Une légende venue des temps les plus reculés racontait que les hommes des premiers âges avaient vu l'Ile de Rhodes surgir du milieu de la mer. Cette tradition est devenue un fait historique par la consécration que lui ont donnée les écrivains de l'antiquité. Pindare a dit que « l'île naquit du sein des flots humides. » Pline l'a répété; et d'autres auteurs ont attribué l'origine de Rhodes à une éruption sous-marine. Comme la plupart des îles de ces parages, elle semble bien, en effet, de formation volcanique, mais l'aspect et la nature de ses montagnes seules en conservent le caractère; car la fertilité du sol, qui nourrit une végétation luxuriante en toute saison, n'a rien de la triste aridité d'une terre repoussée par des convulsions souterraines.
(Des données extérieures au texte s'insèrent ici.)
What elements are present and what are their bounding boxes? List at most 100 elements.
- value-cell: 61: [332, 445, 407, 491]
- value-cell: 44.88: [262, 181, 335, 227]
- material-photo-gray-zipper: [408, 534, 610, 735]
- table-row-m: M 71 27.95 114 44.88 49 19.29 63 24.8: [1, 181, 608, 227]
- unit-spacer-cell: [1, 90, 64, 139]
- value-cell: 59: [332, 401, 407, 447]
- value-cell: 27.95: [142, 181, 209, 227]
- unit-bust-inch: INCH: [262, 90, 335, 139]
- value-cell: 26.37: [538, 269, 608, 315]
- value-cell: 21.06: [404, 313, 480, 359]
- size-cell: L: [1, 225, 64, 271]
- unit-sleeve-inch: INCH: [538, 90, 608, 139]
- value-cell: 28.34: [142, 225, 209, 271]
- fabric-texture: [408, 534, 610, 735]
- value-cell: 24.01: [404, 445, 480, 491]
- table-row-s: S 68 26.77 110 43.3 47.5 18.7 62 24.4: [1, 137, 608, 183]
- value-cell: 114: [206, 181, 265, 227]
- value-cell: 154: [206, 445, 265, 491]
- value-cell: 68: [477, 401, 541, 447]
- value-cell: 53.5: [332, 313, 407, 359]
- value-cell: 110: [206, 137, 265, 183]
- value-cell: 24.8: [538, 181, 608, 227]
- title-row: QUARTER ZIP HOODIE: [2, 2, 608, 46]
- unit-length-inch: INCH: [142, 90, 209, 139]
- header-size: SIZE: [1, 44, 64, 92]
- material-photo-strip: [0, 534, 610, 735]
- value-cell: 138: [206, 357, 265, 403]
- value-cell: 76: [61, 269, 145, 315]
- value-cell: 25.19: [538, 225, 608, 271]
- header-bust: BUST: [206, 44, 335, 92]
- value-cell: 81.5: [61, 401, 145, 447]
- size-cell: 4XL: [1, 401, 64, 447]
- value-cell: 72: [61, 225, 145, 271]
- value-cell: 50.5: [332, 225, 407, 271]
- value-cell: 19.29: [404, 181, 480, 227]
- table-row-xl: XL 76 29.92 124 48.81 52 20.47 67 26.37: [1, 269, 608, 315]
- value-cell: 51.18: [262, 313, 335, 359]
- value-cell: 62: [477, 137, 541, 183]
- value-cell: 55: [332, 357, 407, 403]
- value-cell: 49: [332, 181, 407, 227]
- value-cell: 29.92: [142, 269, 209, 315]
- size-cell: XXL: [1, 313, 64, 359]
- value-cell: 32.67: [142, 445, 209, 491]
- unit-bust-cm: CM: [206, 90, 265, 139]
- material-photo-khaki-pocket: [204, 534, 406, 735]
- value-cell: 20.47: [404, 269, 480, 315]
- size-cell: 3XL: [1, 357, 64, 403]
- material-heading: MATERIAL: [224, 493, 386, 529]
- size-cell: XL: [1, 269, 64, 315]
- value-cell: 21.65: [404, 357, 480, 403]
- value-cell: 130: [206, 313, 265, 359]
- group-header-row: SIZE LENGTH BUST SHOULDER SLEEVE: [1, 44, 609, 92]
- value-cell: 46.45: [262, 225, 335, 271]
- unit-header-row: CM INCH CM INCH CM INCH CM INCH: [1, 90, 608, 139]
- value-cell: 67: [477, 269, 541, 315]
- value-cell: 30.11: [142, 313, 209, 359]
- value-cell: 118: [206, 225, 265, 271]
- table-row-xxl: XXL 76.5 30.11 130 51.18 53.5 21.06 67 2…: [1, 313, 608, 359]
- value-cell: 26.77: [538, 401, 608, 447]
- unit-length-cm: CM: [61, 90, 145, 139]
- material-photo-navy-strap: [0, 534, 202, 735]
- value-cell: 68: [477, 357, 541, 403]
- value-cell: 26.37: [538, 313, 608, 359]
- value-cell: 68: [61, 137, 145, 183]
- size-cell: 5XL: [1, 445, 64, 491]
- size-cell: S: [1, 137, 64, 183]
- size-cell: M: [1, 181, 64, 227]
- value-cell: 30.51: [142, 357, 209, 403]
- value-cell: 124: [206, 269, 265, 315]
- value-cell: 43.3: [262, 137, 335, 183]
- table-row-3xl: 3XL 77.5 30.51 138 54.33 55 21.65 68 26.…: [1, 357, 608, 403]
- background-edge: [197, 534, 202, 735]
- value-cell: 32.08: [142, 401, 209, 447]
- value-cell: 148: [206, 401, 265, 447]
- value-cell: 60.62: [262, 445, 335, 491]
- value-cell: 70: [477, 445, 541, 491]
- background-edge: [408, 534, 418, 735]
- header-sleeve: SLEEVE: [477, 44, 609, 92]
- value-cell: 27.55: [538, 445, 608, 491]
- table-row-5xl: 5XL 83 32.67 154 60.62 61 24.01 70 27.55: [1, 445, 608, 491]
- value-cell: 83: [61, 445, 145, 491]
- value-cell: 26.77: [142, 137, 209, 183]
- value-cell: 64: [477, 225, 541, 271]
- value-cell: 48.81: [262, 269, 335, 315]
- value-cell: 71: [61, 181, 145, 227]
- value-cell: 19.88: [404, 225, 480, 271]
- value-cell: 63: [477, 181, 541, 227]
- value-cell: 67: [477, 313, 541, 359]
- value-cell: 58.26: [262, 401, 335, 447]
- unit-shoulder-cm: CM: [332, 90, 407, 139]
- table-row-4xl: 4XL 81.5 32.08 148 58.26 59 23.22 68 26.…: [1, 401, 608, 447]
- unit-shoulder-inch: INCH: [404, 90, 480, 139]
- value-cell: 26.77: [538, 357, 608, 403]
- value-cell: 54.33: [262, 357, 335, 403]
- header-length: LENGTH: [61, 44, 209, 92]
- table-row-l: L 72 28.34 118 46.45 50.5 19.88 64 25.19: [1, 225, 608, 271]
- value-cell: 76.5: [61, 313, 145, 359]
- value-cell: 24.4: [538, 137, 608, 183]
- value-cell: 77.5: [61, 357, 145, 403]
Dans l'antiquité, son premier nom, Ophioussa, lui fut donné, croit-on, à cause de l'immense quantité de serpents qui s'y trouvaient. Sans mériter maintenant un surnom si peu attrayant, elle n'en est cependant pas moins infestée par ces reptiles, contre lesquels les habitants des deux sexes se mettent en garde en portant de grandes bottes.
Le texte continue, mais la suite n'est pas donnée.